Within the passing of an hour the pyre of pages was finished – a small ziggurat of ink and paper. Books were piled in the center, sheathed in a crumpled cocoon of thin newspaper kindling, ready for burning. Again he thought of the world engulfed in flame, a burning fiction eaten by fresh, real fire. But what would be behind that fiction? Some brick wall, like the hidden reality that lurks behind the screen of a cinema? Should there only be some black, as remains when a film reel itself is set aflame? Would the fragments, those embers and ashes that inevitably remain, tumble forever and coalesce as those scientists suggest our whole world is said to: reforming and expanding? The mystery was so great it was almost enough to stop him, almost.
With trembling hands he opened the top drawer to the desk. Inside were a variety of pens, highlighters, paperclips, and other such supplies. The mundane miscellany of the student. But in the back! Back, behind the rubbish sat a small, unassuming book. The only book of any worth anymore. The book of matches, whose pages called upon the flame! With deep breaths and still unsteady hands the student opened the book of matches: there were three pages left, standing to attention. He plucked the first from the spine, and attempted to read it. Illegible. The script had been lost to time, unable to be illuminated by reason, crumbling with the humidity of the summer heat. The second page followed suit, its translation was itself too old to be read, damp with the air. His hands were trembling uncontrollably. The third page?

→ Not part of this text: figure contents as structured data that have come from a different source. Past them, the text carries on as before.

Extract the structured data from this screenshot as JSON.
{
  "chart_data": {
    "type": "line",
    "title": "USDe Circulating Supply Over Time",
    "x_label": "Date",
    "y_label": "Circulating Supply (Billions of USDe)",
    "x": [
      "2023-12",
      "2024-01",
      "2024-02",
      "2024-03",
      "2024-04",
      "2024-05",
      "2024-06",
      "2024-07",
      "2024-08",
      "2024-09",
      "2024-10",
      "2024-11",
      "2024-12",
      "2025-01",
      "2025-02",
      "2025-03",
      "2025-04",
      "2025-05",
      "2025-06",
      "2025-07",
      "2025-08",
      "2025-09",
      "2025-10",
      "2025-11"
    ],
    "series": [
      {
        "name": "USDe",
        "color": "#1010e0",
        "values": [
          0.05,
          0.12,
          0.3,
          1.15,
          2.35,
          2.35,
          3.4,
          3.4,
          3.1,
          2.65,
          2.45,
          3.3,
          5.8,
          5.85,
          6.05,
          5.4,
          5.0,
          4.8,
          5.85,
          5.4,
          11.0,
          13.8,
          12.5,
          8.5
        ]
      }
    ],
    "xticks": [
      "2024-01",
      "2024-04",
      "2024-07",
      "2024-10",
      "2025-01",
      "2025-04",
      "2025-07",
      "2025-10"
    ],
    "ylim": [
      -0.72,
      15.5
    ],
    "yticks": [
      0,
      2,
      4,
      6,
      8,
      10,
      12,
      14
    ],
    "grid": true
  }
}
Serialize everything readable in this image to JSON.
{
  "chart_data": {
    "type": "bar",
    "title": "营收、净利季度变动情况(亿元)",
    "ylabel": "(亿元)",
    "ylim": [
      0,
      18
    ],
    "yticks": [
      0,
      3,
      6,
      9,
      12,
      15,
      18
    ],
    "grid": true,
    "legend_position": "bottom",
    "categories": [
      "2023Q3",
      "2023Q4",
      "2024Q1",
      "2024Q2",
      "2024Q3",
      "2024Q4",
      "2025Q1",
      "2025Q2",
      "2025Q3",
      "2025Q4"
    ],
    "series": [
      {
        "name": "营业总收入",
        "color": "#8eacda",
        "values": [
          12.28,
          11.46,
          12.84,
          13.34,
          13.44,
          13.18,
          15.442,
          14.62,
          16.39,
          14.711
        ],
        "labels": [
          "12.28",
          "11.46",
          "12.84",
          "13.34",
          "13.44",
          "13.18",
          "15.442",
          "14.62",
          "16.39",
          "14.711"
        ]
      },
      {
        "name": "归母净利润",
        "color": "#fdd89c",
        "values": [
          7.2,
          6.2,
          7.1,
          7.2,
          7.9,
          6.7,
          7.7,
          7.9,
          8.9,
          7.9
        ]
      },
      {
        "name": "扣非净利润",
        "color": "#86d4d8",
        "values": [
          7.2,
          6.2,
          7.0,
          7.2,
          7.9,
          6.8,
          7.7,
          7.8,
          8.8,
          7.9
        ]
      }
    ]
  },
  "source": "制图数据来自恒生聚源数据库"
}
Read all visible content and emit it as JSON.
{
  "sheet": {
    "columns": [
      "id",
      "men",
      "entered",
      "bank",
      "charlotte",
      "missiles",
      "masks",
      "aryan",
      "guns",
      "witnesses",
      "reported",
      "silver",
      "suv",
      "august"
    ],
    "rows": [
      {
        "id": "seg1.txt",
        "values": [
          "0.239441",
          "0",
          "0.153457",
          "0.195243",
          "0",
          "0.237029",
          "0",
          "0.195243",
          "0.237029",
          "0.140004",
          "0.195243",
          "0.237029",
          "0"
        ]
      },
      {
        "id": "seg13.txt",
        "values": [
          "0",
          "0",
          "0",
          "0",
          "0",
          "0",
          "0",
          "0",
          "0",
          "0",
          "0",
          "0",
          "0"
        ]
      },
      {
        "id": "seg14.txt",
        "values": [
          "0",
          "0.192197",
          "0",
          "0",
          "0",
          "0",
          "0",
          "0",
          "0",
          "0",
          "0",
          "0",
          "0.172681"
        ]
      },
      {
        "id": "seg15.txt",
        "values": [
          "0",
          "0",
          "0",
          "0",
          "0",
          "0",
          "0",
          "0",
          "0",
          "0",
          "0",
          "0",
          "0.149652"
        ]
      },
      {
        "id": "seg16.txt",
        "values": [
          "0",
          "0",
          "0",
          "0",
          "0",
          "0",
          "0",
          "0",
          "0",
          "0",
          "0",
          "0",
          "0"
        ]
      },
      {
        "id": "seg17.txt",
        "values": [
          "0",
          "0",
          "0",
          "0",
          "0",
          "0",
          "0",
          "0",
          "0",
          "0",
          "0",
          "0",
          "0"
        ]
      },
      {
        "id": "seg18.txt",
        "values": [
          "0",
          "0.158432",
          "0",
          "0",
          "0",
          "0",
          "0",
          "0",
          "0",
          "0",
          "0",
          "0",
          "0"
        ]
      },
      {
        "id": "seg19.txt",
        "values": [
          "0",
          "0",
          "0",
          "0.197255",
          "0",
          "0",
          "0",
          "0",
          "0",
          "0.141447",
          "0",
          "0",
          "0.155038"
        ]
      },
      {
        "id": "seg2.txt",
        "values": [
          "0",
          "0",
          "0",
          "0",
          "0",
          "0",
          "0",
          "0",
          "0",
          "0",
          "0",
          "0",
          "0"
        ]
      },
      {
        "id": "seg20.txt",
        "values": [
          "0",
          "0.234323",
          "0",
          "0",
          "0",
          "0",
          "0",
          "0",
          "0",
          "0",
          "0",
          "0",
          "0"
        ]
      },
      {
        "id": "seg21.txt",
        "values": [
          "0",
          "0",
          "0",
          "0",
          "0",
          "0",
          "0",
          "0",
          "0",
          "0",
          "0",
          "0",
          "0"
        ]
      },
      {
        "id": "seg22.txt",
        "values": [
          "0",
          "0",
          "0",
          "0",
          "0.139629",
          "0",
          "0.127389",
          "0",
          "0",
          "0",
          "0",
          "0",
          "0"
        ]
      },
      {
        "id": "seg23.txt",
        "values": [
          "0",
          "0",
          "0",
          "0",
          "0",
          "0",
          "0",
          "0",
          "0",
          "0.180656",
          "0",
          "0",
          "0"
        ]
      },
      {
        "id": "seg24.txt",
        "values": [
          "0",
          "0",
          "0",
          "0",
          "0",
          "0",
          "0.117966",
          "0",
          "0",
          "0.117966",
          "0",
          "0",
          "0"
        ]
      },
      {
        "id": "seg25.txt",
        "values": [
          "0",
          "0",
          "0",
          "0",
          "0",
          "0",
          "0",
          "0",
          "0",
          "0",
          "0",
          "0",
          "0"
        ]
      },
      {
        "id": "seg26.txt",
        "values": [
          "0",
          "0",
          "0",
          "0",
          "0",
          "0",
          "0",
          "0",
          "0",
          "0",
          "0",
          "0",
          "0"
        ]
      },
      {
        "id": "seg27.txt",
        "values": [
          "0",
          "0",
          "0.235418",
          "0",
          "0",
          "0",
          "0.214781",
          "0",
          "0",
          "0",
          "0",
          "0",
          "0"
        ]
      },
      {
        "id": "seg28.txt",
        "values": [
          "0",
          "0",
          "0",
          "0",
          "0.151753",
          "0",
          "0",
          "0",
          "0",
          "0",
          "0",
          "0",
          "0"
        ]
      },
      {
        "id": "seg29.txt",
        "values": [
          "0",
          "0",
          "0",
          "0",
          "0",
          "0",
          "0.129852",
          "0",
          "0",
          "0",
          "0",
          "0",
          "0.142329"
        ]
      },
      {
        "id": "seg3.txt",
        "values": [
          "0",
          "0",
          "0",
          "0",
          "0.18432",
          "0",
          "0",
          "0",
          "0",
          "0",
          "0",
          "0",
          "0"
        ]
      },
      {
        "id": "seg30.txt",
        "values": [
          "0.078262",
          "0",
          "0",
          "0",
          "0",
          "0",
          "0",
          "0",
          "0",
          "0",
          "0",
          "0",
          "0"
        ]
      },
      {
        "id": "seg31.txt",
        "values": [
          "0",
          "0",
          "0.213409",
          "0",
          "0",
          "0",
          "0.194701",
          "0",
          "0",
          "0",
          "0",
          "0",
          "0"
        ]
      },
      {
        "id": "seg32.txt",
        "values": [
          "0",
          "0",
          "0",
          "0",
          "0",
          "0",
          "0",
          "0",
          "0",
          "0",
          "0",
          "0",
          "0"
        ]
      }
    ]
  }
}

Illumination! Legibility! A word of understanding in the darkness of foreign tongues! The flame was alight in his fingers, and where his hand had trembled before now the match’s light flickered in its place. On the floor the pyramid of words beckoned, begging to be set free with the touch of fire. He knelt down, his hand steady, and readied to touch the word of the match to the word of the page. With a shiver of anticipation he paused only for one second to savor this final release, and then… A gust, from the window, the call of cold air swept across him and like a barbarian king ushering in a dark age, doused the flame.
Calmly, the student stood, leaned awkwardly over the bed, squirming with his stomach on the sheets, and closed the window. He walked past the pyre, crinkling the newspaper with his sneakers, and entered into the hallway. For only a second he thought of going out, off the campus, to purchase more matches. He could try again. But no, more than one window had closed. It could not be done again, the story was over. The writer in the sky had blown out the match. The student checked his watch, he still had a half an hour until class. He stuck his hands into his pockets, and began to walk down the stairs, out the door, and across the quad to class.